What was an over-heated market in 2020 is looking closer to a bonfire from what we can tell here on the ground…. and it is only the first week of March with Q2 upon the horizon which is typically the busiest 3 months of the entire year. It’s kind of like Boxing Day in on steroids but stretched out over a few months because there is more geography to cover.
Unfortunately, there are no signs of the market slowing anytime soon as the home buyers who are working from home and need more space hit the streets, along with retirees needing to downsize, and first-time home buyers who have been saving and waiting for awhile now… all collide in a search of that perfect place to call home.
As an industry professional, I did select the word “unfortunately” knowingly and with aforethought.
I did so because too much of anything is not necessarily a good thing. Yes, our Seller clients are ecstatic when they receive 5-10 offers, many of which are over list price, until they too become Buyers and face the same challenges of their counterparts.

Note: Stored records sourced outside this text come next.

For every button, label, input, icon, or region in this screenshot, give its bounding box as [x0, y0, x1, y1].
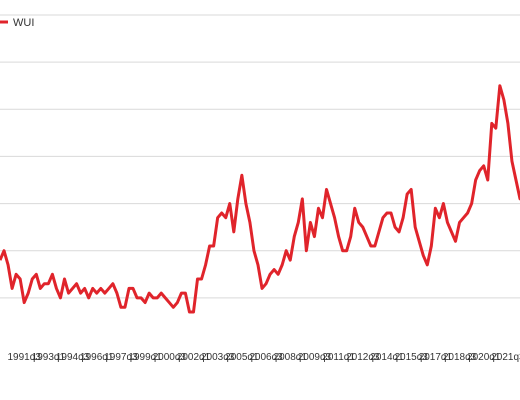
x-tick-label: 2008q1	[274, 352, 308, 363]
x-tick-label: 2003q3	[201, 352, 235, 363]
x-axis-ticks: 1991q31993q11994q31996q11997q31999q12000…	[8, 352, 520, 363]
x-tick-label: 2012q3	[346, 352, 380, 363]
x-tick-label: 2009q3	[298, 352, 332, 363]
x-tick-label: 2006q3	[249, 352, 283, 363]
x-tick-label: 1994q3	[56, 352, 90, 363]
x-tick-label: 2011q1	[322, 352, 355, 363]
x-tick-label: 2020q1	[467, 352, 501, 363]
series-line-wui	[0, 84, 520, 314]
x-tick-label: 1999q1	[128, 352, 162, 363]
legend-label-wui: WUI	[13, 17, 34, 29]
x-tick-label: 2017q1	[419, 352, 453, 363]
legend: WUI	[0, 17, 34, 29]
x-tick-label: 1996q1	[80, 352, 114, 363]
x-tick-label: 2000q3	[153, 352, 187, 363]
gridlines	[0, 14, 520, 299]
x-tick-label: 2018q3	[443, 352, 477, 363]
x-tick-label: 2014q1	[370, 352, 404, 363]
x-tick-label: 2021q3	[491, 352, 520, 363]
x-tick-label: 2015q3	[394, 352, 428, 363]
x-tick-label: 2002q1	[177, 352, 211, 363]
series-layer	[0, 84, 520, 314]
x-tick-label: 1991q3	[8, 352, 42, 363]
x-tick-label: 1993q1	[32, 352, 66, 363]
x-tick-label: 1997q3	[104, 352, 138, 363]
x-tick-label: 2005q1	[225, 352, 259, 363]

Another product of an over-heated market is that it attracts investors, adding yet another party to the buying pool when the pool is kind of over-crowded already.
No offense investors! We love you!
And these buyers are by their very nature – in it to win it!
They are not going to live in their property but rather buy and hold, buy and rent, or buy and sell – and we know it will be for a profit….
because after all…they are in it to win it…
You’ve got it!
Additionally, it does not look like the Mounties are coming any time soon to save the day as the Bank of Canada and other policy makers seem to agree… the economy is too fragile to sustain an Interest Rate hike at this time as many are still unemployed or only back at work with reduced hours.
Continued low interest rates are the gasoline on the fire as low interest rates translate to increased borrowing power from buyers.
Consider the increased borrowing power historically/artificially that low interest rates create:
Mortgage of $500,000
2.24% – 5 Year Fixed Fantastic Rate – Payments $2,175.61
4.5% – Payments $2,767
5.6% – 10 Year Rate – Payments $3,081
That is almost $1,000 more borrowing power per month this buyer has now that the rates are low
versus traditonally normal rates! And if you have seen a few rate increases over your lifetime, 5.6%
is not that high.
This buyer is now in the pool.
We would all prefer the buyer take that extra $1000 per month and go with bi-weekly payments, pay off their mortgage faster or even save the money.
This looks unlikely because this buyer is without a home or needs to downsize, so they will take that
ADDITIONAL BUYING POWER AND PUT IT TO WORK FOR THEM
to secure a property by paying more for it than they might normally because they can now afford to do so.
Have I mentioned how crowded the pool is?